Il segnale è arrivato con la pubblicazione di un white paper da parte del Dipartimento del tesoro, che adotterà una definizione espansiva dei Paesi che hanno un accordo di libero scambio con gli Usa – per cui non esiste una definizione ufficiale, e dunque si può espandere anche ai Paesi che non ce l’hanno, tra cui quelli europei. Di conseguenza, le case automobilistiche europee potrebbero qualificarsi per almeno una parte del credito pensato per favorire i veicoli elettrici (e le loro parti) prodotti sul suolo di Stati Uniti, Canada e Messico. Ci sono anche delle nuove linee guida per un credito d’imposta per i veicoli commerciali green, meno rigoroso di quello per le auto nuove – cosa che dovrebbe favorire le attività di affitto degli operatori europei.

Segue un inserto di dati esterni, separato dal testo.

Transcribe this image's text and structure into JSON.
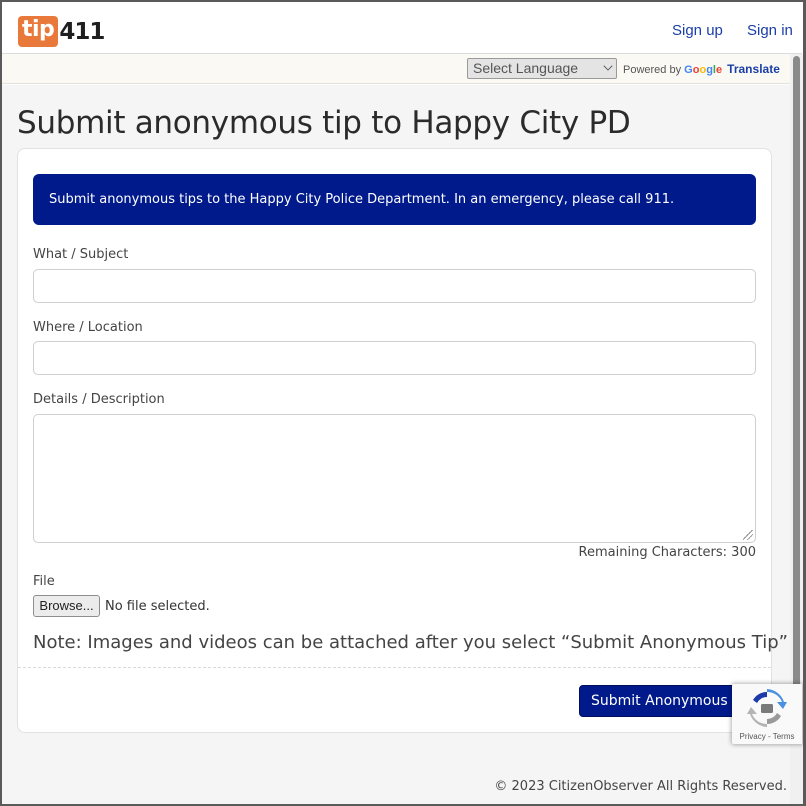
{
  "header": {
    "logo_tip": "tip",
    "logo_num": "411",
    "signup_label": "Sign up",
    "signin_label": "Sign in"
  },
  "translate": {
    "select_label": "Select Language",
    "powered_prefix": "Powered by",
    "google": "Google",
    "translate_link": "Translate"
  },
  "page": {
    "title": "Submit anonymous tip to Happy City PD",
    "banner": "Submit anonymous tips to the Happy City Police Department. In an emergency, please call 911."
  },
  "form": {
    "subject_label": "What / Subject",
    "subject_value": "",
    "location_label": "Where / Location",
    "location_value": "",
    "details_label": "Details / Description",
    "details_value": "",
    "remaining": "Remaining Characters: 300",
    "file_label": "File",
    "browse_label": "Browse...",
    "no_file": "No file selected.",
    "note": "Note: Images and videos can be attached after you select “Submit Anonymous Tip”",
    "submit_label": "Submit Anonymous Tip"
  },
  "recaptcha": {
    "terms": "Privacy - Terms"
  },
  "footer": {
    "copyright": "© 2023 CitizenObserver All Rights Reserved."
  },
  "colors": {
    "brand_orange": "#e8793a",
    "primary_navy": "#001a8c",
    "link_blue": "#1a3ea8",
    "page_bg": "#f5f5f5"
  }
}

Oltreoceano, Bruxelles ha accolto con favore questa mossa, definendola “vantaggiosa per entrambe le parti”. I contribuenti statunitensi “potranno usufruire di veicoli e componenti elettrici altamente efficienti prodotti nell’Ue, mentre le aziende europee che forniscono ai loro clienti veicoli puliti all’avanguardia attraverso il leasing potranno beneficiare degli incentivi”, ha dichiarato la Commissione Ue. Che tuttavia si è dichiarata ancora preoccupata per il principale credito d’imposta Usa sui veicoli elettrici, fino a 7.500 dollari, valido solo se l’assemblaggio finale dell’auto avviene in Nord America.

“Continueremo i colloqui all’interno della nostra task force congiunta per quanto riguarda altri aspetti dell’Ira, per i quali nutriamo importanti preoccupazioni”, ha dichiarato il commissario europeo al commercio Valdis Dombrovskis. Da parte sua, un portavoce del Consiglio di sicurezza nazionale Usa ha detto di non aspettarsi che la questione sia chiusa. “Siamo impegnati a continuare a comprendere le preoccupazioni dei nostri partner, anche attraverso la [task force] e i canali bilaterali con gli altri partner, tra cui la Repubblica di Corea e il Giappone. Si tratta di conversazioni regolari e ci aspettiamo che continuino”.

Il Tesoro ha già pubblicato una lista preliminare dei veicoli che potrebbero rientrare nei criteri Usa. Ora si attende marzo, scrive Politico, quando il dipartimento offrirà più dettagli sulla misura. A ogni modo, il ramo d’ulivo conferma quanto dichiarato da Biden a inizio mese – ossia che non era intenzione degli statunitensi escludere chi collabora con loro. “Continueremo a creare posti di lavoro in America, ma non a spese dell’Europa”, aveva promesso, esortando al contempo gli alleati ad adottare a loro volta una politica di sussidi mirata per le proprie industrie green per proteggersi dal rischio della deindustrializzazione.

La ricetta di Washington – investimenti paralleli nei settori strategici delle tecnologie verdi – è funzionale a pareggiare il campo di gioco ed evitare una guerra commerciale, che nessuna delle due parti desidera. “Dobbiamo stare attenti a non intraprendere una sorta di corsa ai sussidi che potrebbe essere costosa e inefficiente”, aveva detto Dombrovskis. “È chiaro che i sussidi faranno parte della risposta. Ma dobbiamo calibrarli correttamente”.

Parlando con il Financial Times, l’ufficiale europeo ha evidenziato che un rischio per nulla secondario della questione (se non risolta) è che gli incentivi Usa potrebbero finire per rendere più attraenti i prodotti cinesi agli occhi degli europei. Dopo vent’anni di sussidi e investimenti sul green tech, Pechino sta già attaccando aggressivamente il mercato Ue e presenta un rischio parallelo per la deindustrializzazione del Vecchio continente. Con la differenza cruciale che non si tratta di un alleato come Washington, con cui Bruxelles può collaborare per risolvere le differenze, ma un rivale sistemico.